Of course, the simplest way to grab any text is using the regular expressions. If you are using POSIX-capable systems, the natural way is to use the POSIX regex library. As shown in this program: regex-example.c
The POSIX regex functions are declared in regex.h and the major functions are regcomp() to compile the regex, regexec() to perform a match, regerror() to collect error messages and regfree() to reclaim the memory occupied by regcomp().

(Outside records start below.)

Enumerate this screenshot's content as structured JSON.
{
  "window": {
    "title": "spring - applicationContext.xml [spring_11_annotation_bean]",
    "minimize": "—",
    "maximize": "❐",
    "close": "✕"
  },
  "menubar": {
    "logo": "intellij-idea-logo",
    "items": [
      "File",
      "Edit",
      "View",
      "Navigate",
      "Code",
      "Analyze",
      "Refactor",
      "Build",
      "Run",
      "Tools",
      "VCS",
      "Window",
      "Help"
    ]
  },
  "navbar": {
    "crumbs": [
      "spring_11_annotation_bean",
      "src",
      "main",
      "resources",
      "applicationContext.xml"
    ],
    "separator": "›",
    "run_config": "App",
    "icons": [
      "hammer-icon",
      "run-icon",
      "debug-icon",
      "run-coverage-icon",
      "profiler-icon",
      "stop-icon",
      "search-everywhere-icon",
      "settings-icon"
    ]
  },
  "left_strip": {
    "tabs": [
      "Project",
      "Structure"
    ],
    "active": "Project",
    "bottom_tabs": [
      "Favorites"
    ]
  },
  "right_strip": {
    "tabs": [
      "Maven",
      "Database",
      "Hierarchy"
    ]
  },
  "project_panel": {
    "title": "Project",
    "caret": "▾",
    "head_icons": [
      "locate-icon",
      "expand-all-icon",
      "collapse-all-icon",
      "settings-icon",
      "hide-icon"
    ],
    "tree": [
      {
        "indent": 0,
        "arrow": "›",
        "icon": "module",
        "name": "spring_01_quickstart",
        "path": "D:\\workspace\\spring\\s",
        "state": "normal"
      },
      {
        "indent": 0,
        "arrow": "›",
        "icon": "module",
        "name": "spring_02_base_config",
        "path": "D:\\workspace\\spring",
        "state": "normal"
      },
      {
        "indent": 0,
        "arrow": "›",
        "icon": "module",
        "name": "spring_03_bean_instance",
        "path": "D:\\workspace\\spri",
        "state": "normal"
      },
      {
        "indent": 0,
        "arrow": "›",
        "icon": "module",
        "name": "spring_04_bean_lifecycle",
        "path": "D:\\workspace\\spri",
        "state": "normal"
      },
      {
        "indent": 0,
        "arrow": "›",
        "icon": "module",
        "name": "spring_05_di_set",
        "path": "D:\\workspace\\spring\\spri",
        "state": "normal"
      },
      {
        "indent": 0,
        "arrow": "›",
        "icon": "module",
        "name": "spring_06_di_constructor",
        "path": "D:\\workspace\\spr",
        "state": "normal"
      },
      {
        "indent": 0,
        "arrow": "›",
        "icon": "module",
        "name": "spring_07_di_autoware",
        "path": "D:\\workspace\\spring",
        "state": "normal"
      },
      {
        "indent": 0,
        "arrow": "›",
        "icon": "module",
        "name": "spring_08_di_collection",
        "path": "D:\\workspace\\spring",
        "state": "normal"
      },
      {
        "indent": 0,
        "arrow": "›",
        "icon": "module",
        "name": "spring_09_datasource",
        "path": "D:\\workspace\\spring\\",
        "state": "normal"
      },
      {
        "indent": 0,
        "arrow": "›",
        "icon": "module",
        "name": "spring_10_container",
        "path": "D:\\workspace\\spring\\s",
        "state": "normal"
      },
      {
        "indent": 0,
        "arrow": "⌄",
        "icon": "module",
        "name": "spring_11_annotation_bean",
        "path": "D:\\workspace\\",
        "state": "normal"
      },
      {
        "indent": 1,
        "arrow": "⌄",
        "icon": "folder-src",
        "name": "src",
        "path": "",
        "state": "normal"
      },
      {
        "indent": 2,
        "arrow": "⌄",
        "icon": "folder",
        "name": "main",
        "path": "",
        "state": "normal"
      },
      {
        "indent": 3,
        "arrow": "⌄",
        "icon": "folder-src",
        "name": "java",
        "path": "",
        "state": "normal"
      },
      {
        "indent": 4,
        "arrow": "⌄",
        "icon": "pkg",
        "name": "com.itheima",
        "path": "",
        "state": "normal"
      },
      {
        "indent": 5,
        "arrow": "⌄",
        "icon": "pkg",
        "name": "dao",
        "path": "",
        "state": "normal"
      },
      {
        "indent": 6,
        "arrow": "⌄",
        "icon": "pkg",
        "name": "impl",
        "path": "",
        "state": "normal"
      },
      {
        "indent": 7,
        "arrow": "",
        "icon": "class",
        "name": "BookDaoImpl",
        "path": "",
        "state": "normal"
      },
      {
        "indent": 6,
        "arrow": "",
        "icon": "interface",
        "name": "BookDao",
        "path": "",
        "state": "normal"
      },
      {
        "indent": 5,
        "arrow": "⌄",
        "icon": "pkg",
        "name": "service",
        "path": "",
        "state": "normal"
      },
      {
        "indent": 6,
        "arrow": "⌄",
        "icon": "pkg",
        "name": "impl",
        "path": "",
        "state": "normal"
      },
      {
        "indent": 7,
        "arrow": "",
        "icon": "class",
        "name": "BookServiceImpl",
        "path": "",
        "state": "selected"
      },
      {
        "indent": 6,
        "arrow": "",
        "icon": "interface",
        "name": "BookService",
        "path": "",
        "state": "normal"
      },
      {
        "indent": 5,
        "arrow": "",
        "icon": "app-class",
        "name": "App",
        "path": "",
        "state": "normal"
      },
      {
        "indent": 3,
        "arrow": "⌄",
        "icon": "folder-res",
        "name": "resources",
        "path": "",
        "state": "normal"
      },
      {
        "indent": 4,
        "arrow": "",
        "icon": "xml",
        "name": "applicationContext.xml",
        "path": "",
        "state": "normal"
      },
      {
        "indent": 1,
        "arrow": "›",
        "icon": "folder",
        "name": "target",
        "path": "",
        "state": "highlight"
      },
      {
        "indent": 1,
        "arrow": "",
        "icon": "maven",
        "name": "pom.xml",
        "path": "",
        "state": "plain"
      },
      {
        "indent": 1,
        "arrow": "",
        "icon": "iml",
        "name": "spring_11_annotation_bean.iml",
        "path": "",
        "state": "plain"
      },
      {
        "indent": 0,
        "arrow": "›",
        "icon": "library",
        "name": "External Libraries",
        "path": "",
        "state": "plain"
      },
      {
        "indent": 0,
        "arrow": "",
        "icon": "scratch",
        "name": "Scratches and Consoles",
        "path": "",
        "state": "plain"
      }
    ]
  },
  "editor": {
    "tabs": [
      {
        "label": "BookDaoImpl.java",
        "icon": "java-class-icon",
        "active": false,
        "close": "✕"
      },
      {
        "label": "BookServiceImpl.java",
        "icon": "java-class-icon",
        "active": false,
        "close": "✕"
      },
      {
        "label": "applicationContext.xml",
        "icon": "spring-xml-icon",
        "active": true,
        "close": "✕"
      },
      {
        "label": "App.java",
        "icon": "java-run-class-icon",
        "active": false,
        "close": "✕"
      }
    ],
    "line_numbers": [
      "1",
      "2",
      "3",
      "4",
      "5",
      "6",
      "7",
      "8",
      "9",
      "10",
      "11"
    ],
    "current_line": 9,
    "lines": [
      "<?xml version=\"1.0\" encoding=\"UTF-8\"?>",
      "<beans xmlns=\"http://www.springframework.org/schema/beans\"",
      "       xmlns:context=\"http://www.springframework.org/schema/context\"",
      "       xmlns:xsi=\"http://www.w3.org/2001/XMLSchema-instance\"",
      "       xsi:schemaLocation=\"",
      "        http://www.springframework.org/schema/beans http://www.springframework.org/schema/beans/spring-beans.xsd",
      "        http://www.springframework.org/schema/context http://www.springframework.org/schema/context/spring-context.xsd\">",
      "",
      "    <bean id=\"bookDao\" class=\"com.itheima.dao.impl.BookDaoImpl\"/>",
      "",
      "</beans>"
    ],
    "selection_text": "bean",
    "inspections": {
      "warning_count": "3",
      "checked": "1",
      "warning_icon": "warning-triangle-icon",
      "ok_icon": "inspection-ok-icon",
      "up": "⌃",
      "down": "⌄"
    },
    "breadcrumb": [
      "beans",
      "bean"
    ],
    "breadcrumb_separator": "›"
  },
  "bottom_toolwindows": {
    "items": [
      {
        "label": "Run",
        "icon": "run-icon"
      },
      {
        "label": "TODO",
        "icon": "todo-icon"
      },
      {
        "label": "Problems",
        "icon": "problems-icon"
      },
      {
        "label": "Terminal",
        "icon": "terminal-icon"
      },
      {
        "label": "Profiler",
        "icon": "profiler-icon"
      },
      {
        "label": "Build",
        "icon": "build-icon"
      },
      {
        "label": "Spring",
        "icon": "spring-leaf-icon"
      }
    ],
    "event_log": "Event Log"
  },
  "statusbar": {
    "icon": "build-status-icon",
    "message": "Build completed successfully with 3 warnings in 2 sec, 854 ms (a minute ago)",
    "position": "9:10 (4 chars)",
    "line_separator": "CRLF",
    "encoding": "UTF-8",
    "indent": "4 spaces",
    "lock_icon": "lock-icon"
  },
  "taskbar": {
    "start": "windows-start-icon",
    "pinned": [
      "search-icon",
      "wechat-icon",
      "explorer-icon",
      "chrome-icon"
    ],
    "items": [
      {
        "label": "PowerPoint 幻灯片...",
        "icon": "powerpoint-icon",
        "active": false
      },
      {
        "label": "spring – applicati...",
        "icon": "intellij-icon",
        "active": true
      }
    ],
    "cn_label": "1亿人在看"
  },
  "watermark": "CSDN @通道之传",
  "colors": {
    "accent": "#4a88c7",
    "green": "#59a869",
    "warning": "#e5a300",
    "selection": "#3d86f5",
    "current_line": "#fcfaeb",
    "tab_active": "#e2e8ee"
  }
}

However, if you just need simplest number-reading function in C, probably stdtod() is good enough to use. For example, the following code excerpt:
char *ptr, *ptrNext, buff[BUFSIZE];
FILE* fpMatrix=fopen("matrix.txt","r");
....
for(i=0;i<m;i++) {
if(!fgets(buff, BUFSIZE, fpMatrix)) {
perror("Failed to finish reading the whole matrix");
exit(1);
};
ptr = buff; /* We start at the beginning of *buf */
for(j=0;j<m;j++) {
R[i][j]=strtod(ptr, &ptrNext);
if(ptr==ptrNext) {
perror("Failed to finish reading a row of matrix");
exit(1);
};
ptr = ptrNext; /* Shift to next number */
};
};
The above excerpt is to read in a m-by-m matrix with each element is a double-precision float. The file is presented in rows as lines and each element in a row separated by some word-separating characters like spaces or tab. The validity of the above excerpt is due to the use of second parameter to strtod() function.